Isis gave her that smile, the one that was smug and disinterested at the same time. "I won't take action against an entity that is an original Architect of the universe, either yours or mine. I would never presume to be in a position to judge his actions."

"What if he seeks to attack the Forsaken Land after he finishes with Earth?" Lieutenant Robinson challenged.

"The nature of the First World doesn't allow for a binary status," Isis said. "The physical form binds us. Our spirit and our bodies are not divisible. Therefore, Mot couldn't separate our form from our spirits if he tried. We have nothing to offer the one you call Johnny Rotten."

"Maybe he wants to eliminate the possibility of an enemy," the lieutenant suggested.

"He wants a family," Isis contradicted. "We're not his enemy."

"If you're not our friend, then you stand against us," Lieutenant Robinson declared.

Isis shook her head. "It isn't one or the other. It's something else. You're welcome to stay and rest.
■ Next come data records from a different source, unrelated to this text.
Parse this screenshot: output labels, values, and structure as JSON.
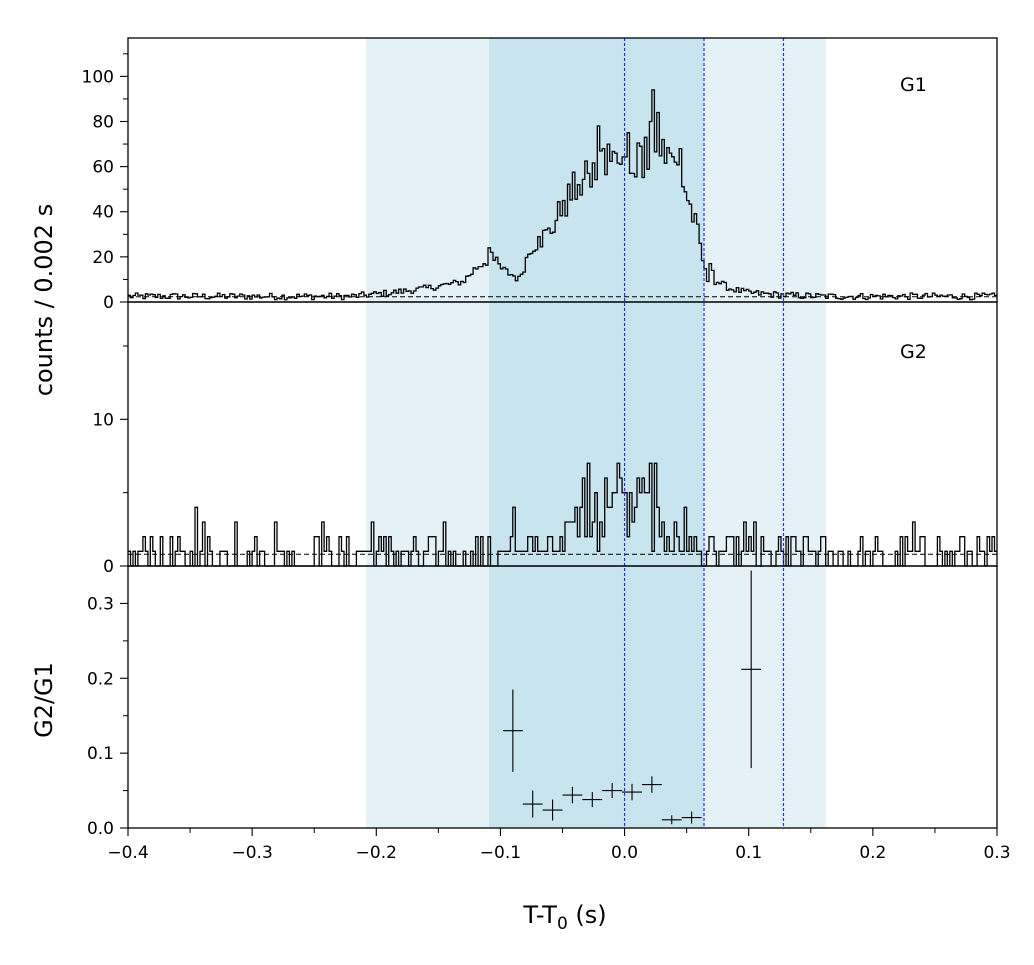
{
  "chart_data": {
    "type": "line",
    "xlabel_main": "T-T",
    "xlabel_sub": "0",
    "xlabel_unit": " (s)",
    "ylabel_top": "counts /  0.002 s",
    "ylabel_bottom": "G2/G1",
    "xlim": [
      -0.4,
      0.3
    ],
    "x_ticks": [
      "−0.4",
      "−0.3",
      "−0.2",
      "−0.1",
      "0.0",
      "0.1",
      "0.2",
      "0.3"
    ],
    "x_tick_values": [
      -0.4,
      -0.3,
      -0.2,
      -0.1,
      0.0,
      0.1,
      0.2,
      0.3
    ],
    "shaded_regions": [
      {
        "from": -0.208,
        "to": 0.162,
        "color": "#e4f2f7"
      },
      {
        "from": -0.109,
        "to": 0.064,
        "color": "#c8e4ee"
      }
    ],
    "vlines": [
      0.0,
      0.064,
      0.128
    ],
    "vline_color": "#2233dd",
    "panels": [
      {
        "label": "G1",
        "ylim": [
          0,
          117
        ],
        "y_ticks": [
          "0",
          "20",
          "40",
          "60",
          "80",
          "100"
        ],
        "y_tick_values": [
          0,
          20,
          40,
          60,
          80,
          100
        ],
        "background": 2.3,
        "profile": [
          [
            -0.4,
            2.5
          ],
          [
            -0.22,
            2.5
          ],
          [
            -0.19,
            4
          ],
          [
            -0.16,
            6
          ],
          [
            -0.13,
            9
          ],
          [
            -0.118,
            16
          ],
          [
            -0.108,
            20
          ],
          [
            -0.098,
            14
          ],
          [
            -0.09,
            12
          ],
          [
            -0.085,
            10
          ],
          [
            -0.075,
            25
          ],
          [
            -0.06,
            31
          ],
          [
            -0.05,
            42
          ],
          [
            -0.04,
            50
          ],
          [
            -0.03,
            54
          ],
          [
            -0.02,
            60
          ],
          [
            -0.01,
            62
          ],
          [
            0.0,
            60
          ],
          [
            0.01,
            64
          ],
          [
            0.02,
            68
          ],
          [
            0.035,
            64
          ],
          [
            0.045,
            58
          ],
          [
            0.052,
            44
          ],
          [
            0.06,
            28
          ],
          [
            0.066,
            10
          ],
          [
            0.075,
            9
          ],
          [
            0.085,
            6
          ],
          [
            0.1,
            4
          ],
          [
            0.13,
            3
          ],
          [
            0.16,
            2.5
          ],
          [
            0.3,
            2.5
          ]
        ],
        "spikes": [
          [
            -0.11,
            24
          ],
          [
            -0.108,
            22
          ],
          [
            -0.07,
            29
          ],
          [
            -0.05,
            45
          ],
          [
            -0.038,
            52
          ],
          [
            -0.03,
            57
          ],
          [
            -0.022,
            78
          ],
          [
            -0.018,
            68
          ],
          [
            -0.014,
            70
          ],
          [
            -0.008,
            66
          ],
          [
            -0.004,
            61
          ],
          [
            0.002,
            75
          ],
          [
            0.006,
            57
          ],
          [
            0.012,
            69
          ],
          [
            0.016,
            73
          ],
          [
            0.02,
            80
          ],
          [
            0.022,
            94
          ],
          [
            0.026,
            84
          ],
          [
            0.03,
            72
          ],
          [
            0.036,
            66
          ],
          [
            0.04,
            62
          ],
          [
            0.044,
            68
          ],
          [
            0.068,
            17
          ],
          [
            0.07,
            14
          ]
        ]
      },
      {
        "label": "G2",
        "ylim": [
          0,
          18
        ],
        "y_ticks": [
          "0",
          "10"
        ],
        "y_tick_values": [
          0,
          10
        ],
        "background": 0.8,
        "profile": [
          [
            -0.4,
            0.8
          ],
          [
            -0.11,
            1.0
          ],
          [
            -0.06,
            1.5
          ],
          [
            -0.03,
            3
          ],
          [
            0.0,
            4
          ],
          [
            0.02,
            3.5
          ],
          [
            0.04,
            1.5
          ],
          [
            0.07,
            1.0
          ],
          [
            0.3,
            0.8
          ]
        ],
        "spikes": [
          [
            -0.383,
            2
          ],
          [
            -0.346,
            4
          ],
          [
            -0.34,
            3
          ],
          [
            -0.314,
            3
          ],
          [
            -0.282,
            3
          ],
          [
            -0.25,
            2
          ],
          [
            -0.244,
            3
          ],
          [
            -0.204,
            3
          ],
          [
            -0.19,
            2
          ],
          [
            -0.146,
            3
          ],
          [
            -0.11,
            2
          ],
          [
            -0.09,
            4
          ],
          [
            -0.072,
            2
          ],
          [
            -0.06,
            2
          ],
          [
            -0.04,
            4
          ],
          [
            -0.035,
            6
          ],
          [
            -0.03,
            7
          ],
          [
            -0.024,
            5
          ],
          [
            -0.016,
            6
          ],
          [
            -0.012,
            4
          ],
          [
            -0.006,
            7
          ],
          [
            -0.004,
            6
          ],
          [
            0.004,
            5
          ],
          [
            0.01,
            6
          ],
          [
            0.014,
            6
          ],
          [
            0.02,
            7
          ],
          [
            0.024,
            7
          ],
          [
            0.03,
            3
          ],
          [
            0.04,
            3
          ],
          [
            0.048,
            4
          ],
          [
            0.096,
            3
          ],
          [
            0.104,
            3
          ],
          [
            0.13,
            2
          ],
          [
            0.146,
            2
          ],
          [
            0.232,
            3
          ],
          [
            0.252,
            2
          ],
          [
            0.272,
            2
          ]
        ]
      },
      {
        "label": "",
        "ylim": [
          0,
          0.35
        ],
        "y_ticks": [
          "0.0",
          "0.1",
          "0.2",
          "0.3"
        ],
        "y_tick_values": [
          0.0,
          0.1,
          0.2,
          0.3
        ],
        "points": [
          {
            "x": -0.09,
            "y": 0.13,
            "xerr": 0.008,
            "yerr": 0.055
          },
          {
            "x": -0.074,
            "y": 0.032,
            "xerr": 0.008,
            "yerr": 0.018
          },
          {
            "x": -0.058,
            "y": 0.024,
            "xerr": 0.008,
            "yerr": 0.014
          },
          {
            "x": -0.042,
            "y": 0.044,
            "xerr": 0.008,
            "yerr": 0.011
          },
          {
            "x": -0.026,
            "y": 0.038,
            "xerr": 0.008,
            "yerr": 0.01
          },
          {
            "x": -0.01,
            "y": 0.05,
            "xerr": 0.008,
            "yerr": 0.01
          },
          {
            "x": 0.006,
            "y": 0.048,
            "xerr": 0.008,
            "yerr": 0.011
          },
          {
            "x": 0.022,
            "y": 0.058,
            "xerr": 0.008,
            "yerr": 0.011
          },
          {
            "x": 0.038,
            "y": 0.011,
            "xerr": 0.008,
            "yerr": 0.006
          },
          {
            "x": 0.054,
            "y": 0.014,
            "xerr": 0.008,
            "yerr": 0.008
          },
          {
            "x": 0.102,
            "y": 0.212,
            "xerr": 0.008,
            "yerr": 0.132
          }
        ]
      }
    ]
  }
}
Time beyond the Forsaken Land stands still. You can take a moment to gather your wits. You'll need them."

Isis took her leave. The Misfits remained near a hut covered with branches. Trey studied the fronds and leaves, wondering about the Ghosts that kept the flora from attacking. It would be nice to rest. He had the chance to sleep in the Garden of Eden! He looked at the lieutenant.

She sighed. "Four hours. Then Rotten."